Where is the best place to swim in the Big Bend? Grayton? Destin? Wakulla Springs? St. Andrews? St. George? Nope. For me, none of these places compares to Blue Springs Park in Marianna. Located an hour north of Panama City and 75 minutes west of Tallahassee, Marianna Blue Springs has it all, plus non-stop country music as an added bonus.
The springs have been a swimmin' hole for generations of Jackson Countians. Originally, the spring flows formed a narrow run that joined the Chipola River just below where U.S. 90 now runs through Marianna. Years ago, the run was dammed, creating Merritt's MillPond which is 4.4 miles long and about 200 yards across.

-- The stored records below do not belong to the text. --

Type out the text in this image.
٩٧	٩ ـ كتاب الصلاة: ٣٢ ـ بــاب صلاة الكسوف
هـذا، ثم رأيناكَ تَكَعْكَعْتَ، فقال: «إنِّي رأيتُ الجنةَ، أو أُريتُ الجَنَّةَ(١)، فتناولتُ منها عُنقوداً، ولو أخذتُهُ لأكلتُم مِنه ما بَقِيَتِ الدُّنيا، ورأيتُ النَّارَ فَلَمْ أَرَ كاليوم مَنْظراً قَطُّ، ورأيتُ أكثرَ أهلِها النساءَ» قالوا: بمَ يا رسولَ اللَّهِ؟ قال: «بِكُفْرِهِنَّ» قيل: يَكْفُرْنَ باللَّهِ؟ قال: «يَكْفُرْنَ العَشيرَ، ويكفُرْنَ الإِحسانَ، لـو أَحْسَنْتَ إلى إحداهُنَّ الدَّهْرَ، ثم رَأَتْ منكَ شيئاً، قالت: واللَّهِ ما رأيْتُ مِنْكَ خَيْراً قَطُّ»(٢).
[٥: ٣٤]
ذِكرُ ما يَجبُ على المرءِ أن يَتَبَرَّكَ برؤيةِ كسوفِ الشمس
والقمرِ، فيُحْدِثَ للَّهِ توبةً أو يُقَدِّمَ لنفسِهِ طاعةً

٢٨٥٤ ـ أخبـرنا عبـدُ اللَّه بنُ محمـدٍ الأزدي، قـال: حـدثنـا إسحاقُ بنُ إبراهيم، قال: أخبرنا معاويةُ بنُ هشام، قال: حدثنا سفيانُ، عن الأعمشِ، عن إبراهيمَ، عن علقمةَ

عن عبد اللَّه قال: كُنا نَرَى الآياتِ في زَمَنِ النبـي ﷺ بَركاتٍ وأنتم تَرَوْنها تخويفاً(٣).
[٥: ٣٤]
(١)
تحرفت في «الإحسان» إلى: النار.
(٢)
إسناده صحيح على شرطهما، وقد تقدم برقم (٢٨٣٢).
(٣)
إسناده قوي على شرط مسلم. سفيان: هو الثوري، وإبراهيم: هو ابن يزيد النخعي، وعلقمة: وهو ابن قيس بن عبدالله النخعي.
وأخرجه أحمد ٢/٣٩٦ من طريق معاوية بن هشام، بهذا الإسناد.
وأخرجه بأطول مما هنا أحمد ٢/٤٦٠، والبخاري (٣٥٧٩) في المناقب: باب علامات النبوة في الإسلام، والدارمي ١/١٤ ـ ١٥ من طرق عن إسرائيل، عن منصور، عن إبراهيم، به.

The pond is popular with anglers, and there are fish camps and a campground on the west bank.But it is the swimming that places the spring a cut above. A large circular pool 150 feet across lies in a natural depression and forms the headwaters. A rock and sandbag retaining wall frames the pool and prevents erosion. The water averages a few feet deep and is [long was] absolutely transparent. Its source is a first-magnitude spring that flows powerfully from a large-mouth cave directly under the diving platform. Water over the cave is a very deep and enticing blue.
Determined snorkelers can explore the cave entrance and glimpse a cold, dark, underwater world. Getting into the cave takes a bit of effort. One must fight the strong outflow from the cave, be able to hold a breath for a minute or so, and time the dive so as not to be squashed by cannonballers from the platform above. A minivan could easily drive into the cave entrance, which is populated by large fish that scurry into the cave recesses when approached.
Watching from the platform, I marveled at a boy who spent three minutes in the cave. Coming up, he explained there was an air pocket stocked by skin-divers with air-filled milk jugs. Sticking one's head into the bucket-sized pocket of stale air is much more unnerving than the cave itself. Light and sound are distorted in the small space,and you get less air with each breath.
The swim area offers tubes, large and small slides, and a floating island in the middle. As is typical for a north Florida spring, the water temperature is about 68 degrees, and many who swim out to the floating island are loath to return to the water after warming up.
There is a volleyball area, and picnic tables and grills provide platforms for fun, food, and generally hanging out all day long. The structures on the site have been there at least 40 years, and the place has a very old-timey feel about it. The park is ideal for kids of all ages, from toddlers who splash in the shallows to elementary schoolers searching for crawdads and daring each other to jump from the platform to teens scoping each other out and trying to make the biggest splash.
A fence keeps boats out of the swim area, and if you have a canoe you can explore the pond. Four other springs lie within a five-minute paddle of the main spring. The nearest is the best. Aptly named Shangri-La, it is a strikingly beautiful spring that issues from a shallow crevice at the base of a 30-foot limestone bluff. The peaceful translucent flow soothes every sense, and a social trail to the bluff above offers a panoramic view.
A little further down are Indian Washtub and Twin Cave springs. The latter lies among a scenic watery grove of cypress. The park costs $4 per person, but it is only open from Memorial Day to LaborDay. Our summer is not complete without a visit every year; unwinding at this simple and lovely spring has become an annual family pilgrimage.